Japan Avoids U.S. Auto Tariffs for Now

Japanese Prime Minister Shinzo Abe and President Donald Trump agreed to begin trade negotiations last week. Warrington Shaw analysts said the agreement between the leaders temporarily protects Japan’s auto industry from additional export duties which are a significant problem for an economy, which is heavily reliant on exports.

The U.S. and Japan released a joint statement announcing that their discussions will focus on trade in Japan’s auto and farming industries. The statement revealed that an agreement regulating the auto industry would be drafted with the intent of bolstering production and employment in the U.S., according to Warrington Shaw analysts.

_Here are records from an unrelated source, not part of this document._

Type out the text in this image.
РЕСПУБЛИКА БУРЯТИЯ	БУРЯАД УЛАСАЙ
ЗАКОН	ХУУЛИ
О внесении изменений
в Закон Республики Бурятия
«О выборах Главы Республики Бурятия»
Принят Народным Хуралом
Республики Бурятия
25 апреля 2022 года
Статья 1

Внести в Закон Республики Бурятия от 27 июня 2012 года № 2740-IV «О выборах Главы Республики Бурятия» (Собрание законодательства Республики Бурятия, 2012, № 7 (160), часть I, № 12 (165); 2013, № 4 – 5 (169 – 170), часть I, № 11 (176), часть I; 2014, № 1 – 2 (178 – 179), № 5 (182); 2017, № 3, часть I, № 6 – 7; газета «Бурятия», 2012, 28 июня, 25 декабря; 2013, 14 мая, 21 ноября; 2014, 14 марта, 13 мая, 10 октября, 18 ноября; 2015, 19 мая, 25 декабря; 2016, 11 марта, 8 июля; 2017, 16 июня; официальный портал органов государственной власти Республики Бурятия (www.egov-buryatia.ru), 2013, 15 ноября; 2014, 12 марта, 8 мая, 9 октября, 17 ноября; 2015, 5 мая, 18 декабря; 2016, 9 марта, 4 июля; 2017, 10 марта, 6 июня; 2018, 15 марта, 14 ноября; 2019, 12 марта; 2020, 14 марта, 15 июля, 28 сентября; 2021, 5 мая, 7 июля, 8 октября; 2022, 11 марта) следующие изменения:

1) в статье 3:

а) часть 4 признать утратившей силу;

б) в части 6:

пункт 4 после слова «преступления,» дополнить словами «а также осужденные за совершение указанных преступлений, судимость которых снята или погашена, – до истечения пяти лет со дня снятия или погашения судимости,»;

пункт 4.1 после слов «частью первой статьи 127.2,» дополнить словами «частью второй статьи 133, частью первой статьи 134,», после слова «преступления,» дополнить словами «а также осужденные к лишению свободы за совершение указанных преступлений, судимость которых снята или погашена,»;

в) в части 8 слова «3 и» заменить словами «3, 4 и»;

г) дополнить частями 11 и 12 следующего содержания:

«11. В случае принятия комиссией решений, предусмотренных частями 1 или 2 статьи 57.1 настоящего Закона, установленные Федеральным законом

Trump has emphasized his ongoing dissatisfaction with Japan’s substantial trade surplus with the U.S., according to Warrington Shaw. Nearly 66 percent of the $69 billion trade surplus is rooted in Japan’s auto exports, and Trump is insisting that a bilateral agreement be put in place to address the issue.

Japan was initially against the notion of the straight bilateral free trade agreement that Trump was seeking. Both sides have shown a willingness to compromise and have settled on a deal that allows Japan to avoid a 25-percent tariff on auto exports and Trump is happy to have convinced Japan to discuss a two-way trade agreement, Warrington Shaw.

Trump has said that the future looks bright for the United States’ trading relationship with Japan.

Japan had been concerned that Trump could insist on a decrease in the number of vehicles imported from Japan or that he could decide to impose harsh import tariffs, citing national security concerns.